One way of becoming happier and more resilient is to practice gratitude. We often overlook the positive in our lives and take these things for granted. And when looking for the positive, see if you can avoid just focusing on looking forward to the weekend! We spend most of our waking lives in work – let’s not wish our lives away!
1. Make a point to actually read/ listen to the positive feedback you receive. This might take the form of a work appraisal, or a throwaway comment from your manager. Remember that the positive is just as important as the negative – if not more-so. If you manage staff then notice the effect that giving praise can have on the people you work with. Something as simple as a ‘thank you’ can make a huge difference. And it is amazing how often we forget to do it!
2. Notice the tendency to moan to your colleagues at work.

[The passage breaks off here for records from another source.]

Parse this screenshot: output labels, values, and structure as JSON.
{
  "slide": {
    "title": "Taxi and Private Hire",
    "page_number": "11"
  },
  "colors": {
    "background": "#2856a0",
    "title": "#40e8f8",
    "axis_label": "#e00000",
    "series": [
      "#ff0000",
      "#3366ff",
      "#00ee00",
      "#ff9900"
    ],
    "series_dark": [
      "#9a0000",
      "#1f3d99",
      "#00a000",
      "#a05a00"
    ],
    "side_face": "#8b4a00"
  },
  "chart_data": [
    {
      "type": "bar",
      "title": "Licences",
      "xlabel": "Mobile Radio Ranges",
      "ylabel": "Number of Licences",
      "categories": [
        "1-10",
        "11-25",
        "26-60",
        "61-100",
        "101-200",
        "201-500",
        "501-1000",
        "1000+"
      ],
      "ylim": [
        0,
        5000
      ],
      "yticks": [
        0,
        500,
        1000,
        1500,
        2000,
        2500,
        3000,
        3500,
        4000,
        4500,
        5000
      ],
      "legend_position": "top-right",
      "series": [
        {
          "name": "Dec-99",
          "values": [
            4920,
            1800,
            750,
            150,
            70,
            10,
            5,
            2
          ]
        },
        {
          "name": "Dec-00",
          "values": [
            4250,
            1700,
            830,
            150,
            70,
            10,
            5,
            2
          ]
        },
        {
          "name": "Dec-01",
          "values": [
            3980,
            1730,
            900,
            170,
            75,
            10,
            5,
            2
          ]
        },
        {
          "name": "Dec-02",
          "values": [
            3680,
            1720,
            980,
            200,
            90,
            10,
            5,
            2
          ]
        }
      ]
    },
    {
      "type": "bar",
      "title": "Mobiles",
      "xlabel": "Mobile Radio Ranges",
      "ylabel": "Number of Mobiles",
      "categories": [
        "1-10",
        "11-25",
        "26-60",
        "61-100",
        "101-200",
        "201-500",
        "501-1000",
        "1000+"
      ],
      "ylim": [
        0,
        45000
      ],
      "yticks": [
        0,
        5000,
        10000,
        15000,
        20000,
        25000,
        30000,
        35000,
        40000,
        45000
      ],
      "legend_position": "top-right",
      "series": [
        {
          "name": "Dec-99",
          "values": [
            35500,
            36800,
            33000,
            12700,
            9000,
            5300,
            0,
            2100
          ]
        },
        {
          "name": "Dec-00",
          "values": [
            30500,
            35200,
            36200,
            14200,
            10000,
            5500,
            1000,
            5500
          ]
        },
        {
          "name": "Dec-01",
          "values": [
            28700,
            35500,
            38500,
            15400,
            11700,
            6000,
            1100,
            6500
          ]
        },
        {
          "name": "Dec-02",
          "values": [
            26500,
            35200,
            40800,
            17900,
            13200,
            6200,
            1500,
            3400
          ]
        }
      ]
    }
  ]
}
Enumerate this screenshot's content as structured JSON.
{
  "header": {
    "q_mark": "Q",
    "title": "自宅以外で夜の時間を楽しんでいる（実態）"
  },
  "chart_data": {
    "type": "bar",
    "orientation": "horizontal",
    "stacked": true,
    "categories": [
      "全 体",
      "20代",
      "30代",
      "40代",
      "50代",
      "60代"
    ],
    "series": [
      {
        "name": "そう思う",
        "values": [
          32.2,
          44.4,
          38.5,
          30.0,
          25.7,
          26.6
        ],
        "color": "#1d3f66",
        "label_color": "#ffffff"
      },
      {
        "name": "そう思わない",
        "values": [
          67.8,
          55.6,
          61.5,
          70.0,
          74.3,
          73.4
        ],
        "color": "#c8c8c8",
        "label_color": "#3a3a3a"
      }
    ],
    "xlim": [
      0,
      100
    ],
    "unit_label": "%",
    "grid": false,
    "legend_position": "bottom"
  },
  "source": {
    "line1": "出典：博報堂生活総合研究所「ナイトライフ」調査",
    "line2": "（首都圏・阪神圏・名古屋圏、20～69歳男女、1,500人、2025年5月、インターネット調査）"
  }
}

It can be very tempting to get sucked into negativity but this can have an effect. Perhaps make a practice of sharing positives with your colleagues. This doesn’t mean being a ‘Pollyanna’ but means allowing some positivity to spread.
3. Taking work home with us is unfortunately inevitable. This is not just in the literal work that many of us do from home, it is also in our attitudes and thoughts. This can often have an effect on our sleeping and our relationships with loved ones. Why not make it a practice to tell your partner or house-mates about one positive thing that has happened that day – and listen while your partner or house-mate tells us a pleasant story about their day.
Practising gratitude and appreciation doesn’t mean glossing over things that are going wrong in our workplaces. It simply helps us to put things in perspective. And if something needs to change, perhaps it can give us the courage to speak up and make a change.